There’s nothing revelatory in noting that the tools one uses to make music directly impact the resultant musical output. Like the simplest concept of gesture, whereby physiology, routine, muscle memory, and ease of playing all conspire together to give music composed on and performed by a specific instrument lend to the larger idea of “idiomatic”, that vernacular voice which acts as a fuzzy boundary around which all new ideas and push and pull, the various purposeful strengths and weaknesses of various software invariably lend their stamp on influencing the type of work an electronic composer finds themselves creating.
That’s all just a fancy way of saying that thanks to getting cozy with a piece of software named ACID once I began exploring the world of computer music, the sounds that found themselves coming from my headphones had taken on a far more loop-based, rhythmic, dare I say hiphop-ic character than anything prior. Partially out of laziness, partially out of fun, and eventually (embarrassingly so) out of the pursuit of profitable gain, music that was veering dangerously into dance (or worse yet, MC backing track) was defining the entire output of my time. At one point while romancing the vague possibility of having my electronic music picked up by a very reputable label (a fantasy that sadly fizzled just as it was seeming most promising) I cobbled together an assemblage of works-in-progress, all of which happened to have been rendered in that particular piece of software:
There’s no shortage of unfinished projects in my collection that were started in ACID, but listening to that compilation now, albeit 8 years since its creation, the limitations of the medium scream louder than all the work that had gone into it. The sheer layeredness of it all. The locked-in feel. And, while I know this is going to sound redundant as it’s the core mission of ACID’s compositional toolkit, the absolute, unbending loopiness.

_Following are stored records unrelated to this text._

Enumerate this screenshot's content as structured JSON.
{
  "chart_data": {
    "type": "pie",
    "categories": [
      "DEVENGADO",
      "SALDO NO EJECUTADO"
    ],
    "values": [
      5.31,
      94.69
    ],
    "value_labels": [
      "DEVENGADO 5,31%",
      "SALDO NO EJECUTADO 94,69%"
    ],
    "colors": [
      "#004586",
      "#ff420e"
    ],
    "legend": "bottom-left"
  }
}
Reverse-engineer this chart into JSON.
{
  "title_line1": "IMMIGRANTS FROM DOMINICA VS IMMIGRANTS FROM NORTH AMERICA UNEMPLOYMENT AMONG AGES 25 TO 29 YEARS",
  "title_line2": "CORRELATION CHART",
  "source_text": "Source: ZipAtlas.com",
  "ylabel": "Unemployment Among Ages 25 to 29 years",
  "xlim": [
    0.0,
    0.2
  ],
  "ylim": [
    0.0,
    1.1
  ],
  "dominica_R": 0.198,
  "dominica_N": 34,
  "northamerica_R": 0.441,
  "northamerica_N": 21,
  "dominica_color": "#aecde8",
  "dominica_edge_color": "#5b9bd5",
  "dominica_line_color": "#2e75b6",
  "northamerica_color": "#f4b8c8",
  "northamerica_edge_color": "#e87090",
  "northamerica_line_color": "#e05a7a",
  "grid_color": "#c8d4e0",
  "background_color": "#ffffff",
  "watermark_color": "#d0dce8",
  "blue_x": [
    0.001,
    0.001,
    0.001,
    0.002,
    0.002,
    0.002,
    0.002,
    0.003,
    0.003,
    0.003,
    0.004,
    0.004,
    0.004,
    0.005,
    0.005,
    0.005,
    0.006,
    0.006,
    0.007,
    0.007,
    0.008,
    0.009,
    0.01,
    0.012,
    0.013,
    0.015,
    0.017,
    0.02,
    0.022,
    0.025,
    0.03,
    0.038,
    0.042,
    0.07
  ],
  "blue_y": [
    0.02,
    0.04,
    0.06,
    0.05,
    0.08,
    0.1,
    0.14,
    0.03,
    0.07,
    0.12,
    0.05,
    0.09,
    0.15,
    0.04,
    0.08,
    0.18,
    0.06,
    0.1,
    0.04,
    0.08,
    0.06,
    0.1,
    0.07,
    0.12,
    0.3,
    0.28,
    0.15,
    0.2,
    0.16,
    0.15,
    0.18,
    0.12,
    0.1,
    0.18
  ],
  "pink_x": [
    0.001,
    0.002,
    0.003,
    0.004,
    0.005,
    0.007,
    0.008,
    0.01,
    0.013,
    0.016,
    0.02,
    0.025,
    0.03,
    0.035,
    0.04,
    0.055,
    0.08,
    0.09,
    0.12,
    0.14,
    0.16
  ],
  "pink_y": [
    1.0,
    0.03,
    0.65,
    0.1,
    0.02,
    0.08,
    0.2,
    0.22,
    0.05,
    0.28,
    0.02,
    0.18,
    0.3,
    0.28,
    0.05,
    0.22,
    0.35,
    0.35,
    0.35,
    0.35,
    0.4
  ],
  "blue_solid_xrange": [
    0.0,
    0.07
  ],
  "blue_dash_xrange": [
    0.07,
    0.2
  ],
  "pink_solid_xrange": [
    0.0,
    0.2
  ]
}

The search is on, then, to line up the right tools for the right job, as the work I’m currently embarking on leans so heavily on the organic, the unpredictable, and the unrepetitive, it’s obvious that despite all best intentions, I have to be careful about the gesture, take heed of the subtle ways in which intention is being bent by the whim of the tool itself – yet do it without resorting back to the days of writing obscure performance instructions on a piece of paper, handing it to a stranger with an instrument, and letting fate work out the rest.